Perbedaan Suku dan Agama Bukan Alasan Selisih Paham

PROSUMUT – Plt Wali Kota Medan Akhyar Nasution mengajak seluruh umat beragama di Kota Medan untuk senantiasa menjaga kerukunan dan ketentraman serta menunjung tinggi nilai toleransi dalam kehidupan sehari-hari.

Hal ini penting dilakukan guna menjadikan Kota Medan sebagai rumah yang aman dan nyaman bagi siapa saja baik bagi yang tinggal maupun yang tengah berkunjung ke Kota Medan.

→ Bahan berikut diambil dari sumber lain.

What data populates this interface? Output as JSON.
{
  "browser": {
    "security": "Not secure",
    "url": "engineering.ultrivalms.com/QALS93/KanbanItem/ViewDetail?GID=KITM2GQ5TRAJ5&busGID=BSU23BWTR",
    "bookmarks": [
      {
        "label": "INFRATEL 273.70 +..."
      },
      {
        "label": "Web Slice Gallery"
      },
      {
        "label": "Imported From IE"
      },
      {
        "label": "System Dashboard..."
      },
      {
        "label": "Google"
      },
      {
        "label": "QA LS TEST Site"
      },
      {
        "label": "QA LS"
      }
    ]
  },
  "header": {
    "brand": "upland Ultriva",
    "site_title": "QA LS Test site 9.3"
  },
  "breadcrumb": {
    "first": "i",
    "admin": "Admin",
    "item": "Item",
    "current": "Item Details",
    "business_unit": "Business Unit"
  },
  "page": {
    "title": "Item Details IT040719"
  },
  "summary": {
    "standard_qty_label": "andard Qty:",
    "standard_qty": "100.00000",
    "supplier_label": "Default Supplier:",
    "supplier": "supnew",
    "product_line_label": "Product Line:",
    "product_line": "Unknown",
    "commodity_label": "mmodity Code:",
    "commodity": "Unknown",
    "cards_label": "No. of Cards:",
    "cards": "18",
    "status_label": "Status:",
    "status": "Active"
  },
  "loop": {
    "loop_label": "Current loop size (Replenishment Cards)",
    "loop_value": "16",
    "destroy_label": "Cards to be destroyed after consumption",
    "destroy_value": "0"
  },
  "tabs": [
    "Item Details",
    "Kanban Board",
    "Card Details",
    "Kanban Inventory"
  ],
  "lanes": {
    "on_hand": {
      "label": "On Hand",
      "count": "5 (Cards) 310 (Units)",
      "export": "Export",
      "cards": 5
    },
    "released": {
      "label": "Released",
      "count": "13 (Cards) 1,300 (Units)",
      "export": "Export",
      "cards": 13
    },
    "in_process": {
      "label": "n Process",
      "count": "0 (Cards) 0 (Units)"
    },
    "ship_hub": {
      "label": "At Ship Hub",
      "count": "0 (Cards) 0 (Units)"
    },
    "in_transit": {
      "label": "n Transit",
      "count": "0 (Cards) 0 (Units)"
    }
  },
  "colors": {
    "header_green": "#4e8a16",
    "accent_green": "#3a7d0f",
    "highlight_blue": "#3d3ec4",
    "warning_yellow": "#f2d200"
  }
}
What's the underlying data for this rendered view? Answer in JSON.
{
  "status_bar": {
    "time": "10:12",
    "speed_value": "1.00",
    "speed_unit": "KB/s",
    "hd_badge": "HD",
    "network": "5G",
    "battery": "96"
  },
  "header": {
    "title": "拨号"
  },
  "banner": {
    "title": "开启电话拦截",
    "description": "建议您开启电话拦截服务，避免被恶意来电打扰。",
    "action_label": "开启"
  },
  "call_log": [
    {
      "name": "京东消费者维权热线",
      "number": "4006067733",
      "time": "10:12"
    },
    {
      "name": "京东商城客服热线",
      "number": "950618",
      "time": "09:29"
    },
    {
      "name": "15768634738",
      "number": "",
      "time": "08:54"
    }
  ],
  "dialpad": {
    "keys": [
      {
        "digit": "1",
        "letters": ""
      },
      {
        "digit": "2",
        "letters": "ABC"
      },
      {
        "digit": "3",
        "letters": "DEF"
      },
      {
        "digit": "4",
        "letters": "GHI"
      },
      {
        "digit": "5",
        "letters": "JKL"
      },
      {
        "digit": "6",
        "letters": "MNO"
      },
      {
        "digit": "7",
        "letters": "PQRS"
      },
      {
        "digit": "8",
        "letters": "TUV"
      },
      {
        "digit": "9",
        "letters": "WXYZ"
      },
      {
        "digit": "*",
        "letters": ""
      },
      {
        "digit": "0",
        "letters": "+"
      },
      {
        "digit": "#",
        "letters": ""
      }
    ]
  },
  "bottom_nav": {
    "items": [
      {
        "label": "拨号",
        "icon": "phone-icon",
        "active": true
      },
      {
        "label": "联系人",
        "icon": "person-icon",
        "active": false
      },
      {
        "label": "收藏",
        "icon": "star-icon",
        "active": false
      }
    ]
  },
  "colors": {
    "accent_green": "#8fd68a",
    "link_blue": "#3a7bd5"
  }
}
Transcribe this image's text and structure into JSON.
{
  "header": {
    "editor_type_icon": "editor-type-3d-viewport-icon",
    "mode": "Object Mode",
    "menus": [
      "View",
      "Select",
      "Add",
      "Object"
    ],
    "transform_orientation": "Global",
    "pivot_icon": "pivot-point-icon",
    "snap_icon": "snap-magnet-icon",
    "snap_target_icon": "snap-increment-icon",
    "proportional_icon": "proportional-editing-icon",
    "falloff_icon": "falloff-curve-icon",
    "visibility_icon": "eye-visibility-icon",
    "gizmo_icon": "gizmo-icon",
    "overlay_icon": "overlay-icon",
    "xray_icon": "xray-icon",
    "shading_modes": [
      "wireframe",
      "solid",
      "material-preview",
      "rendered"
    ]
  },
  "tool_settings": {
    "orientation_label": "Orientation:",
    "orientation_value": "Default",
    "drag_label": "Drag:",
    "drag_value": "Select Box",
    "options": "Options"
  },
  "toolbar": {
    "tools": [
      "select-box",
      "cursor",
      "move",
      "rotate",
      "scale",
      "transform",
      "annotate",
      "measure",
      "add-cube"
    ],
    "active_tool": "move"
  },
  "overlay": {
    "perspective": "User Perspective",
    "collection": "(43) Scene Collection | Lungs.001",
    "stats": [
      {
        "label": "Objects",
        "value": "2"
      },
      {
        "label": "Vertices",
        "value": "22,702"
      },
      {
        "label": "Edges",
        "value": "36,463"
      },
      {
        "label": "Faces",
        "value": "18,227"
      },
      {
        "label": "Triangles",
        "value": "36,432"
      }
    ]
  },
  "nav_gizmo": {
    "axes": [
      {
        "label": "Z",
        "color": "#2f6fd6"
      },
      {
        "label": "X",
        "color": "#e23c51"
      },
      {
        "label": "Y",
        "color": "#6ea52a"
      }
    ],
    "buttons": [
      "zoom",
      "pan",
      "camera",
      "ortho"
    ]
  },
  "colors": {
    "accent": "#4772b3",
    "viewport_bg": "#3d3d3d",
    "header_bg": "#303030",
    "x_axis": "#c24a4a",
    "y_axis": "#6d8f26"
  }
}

“Kita semua adalah saudara. Kerukunan dan kedamaian adalah hal mahal yang harus kita jaga bersama. Karena perbedaan suku dan agama bukanlah sebuah alasan untuk saling berselisih paham. Siapapun kita, kita adalah sebuah keluarga besar yang tinggal dalam satu rumah yang sama yakni Kota Medan. Medan adalah rumah kita,” kata Plt. Wali Kota ketika menghadiri Perayaan HUT Banua Niha Kriso Protestan (BNKP) Elia ke 40 di Gereja BNKP Elia, Jalan Kapten Muslim Medan, Gang Solo, Minggu 26 Oktober 2019.

BACA JUGA:  Lima Prinsip Perlindungan Anak Diusung

Mantan anggota DPRD Medan tersebut pun tidak lupa mengucapkan selamat kepada seluruh jemaat yang BNKP yang tengah merayakan hari jadinya.

“Atas nama Pemko Medan kami mengucapkan selamat untuk perayaan hari ini. Kita semua turut berbahagia. Hendaknya momentum kebersamaan ini menjadi energi bagi kita semua untuk membangun bersama Kota Medan yang kita cintai ini,” ajaknya.

Mengenakan stelan batik lengan panjang, kehadiran Plt. Wali Kota disambut hangat dan penuh kekeluargaan seluruh jemaat.

BACA JUGA:  Al Washliyah Berperan Kuatkan Pendidikan, Dakwah dan Sosial

Di kesempatan tersebut, Plt. Wali Kota juga kembali mensosialisasikan dan mengajak jemaat untuk mengurangi penggunaan plastik dalam aktifitas sehari-hari.

Untuk itulah, Plt. Wali Kota membawa langsung tumbler (botol minum isi ulang) sebagai bentuk ajakan.

“Saat ini kami (Pemko Medan) tengah gencar mensosialisasikan kepada masyarakat untuk mengurangi penggunaan plastik dalam aktifitas sehari-hari. Sebab, selama ini plastik menjadi sumbangsih terbesar sampah dan masih menjadi masalah klasik yang dihadapi hampir seluruh daerah di Indonesia karena sifatnya yang sulit terurai,” ungkapnya.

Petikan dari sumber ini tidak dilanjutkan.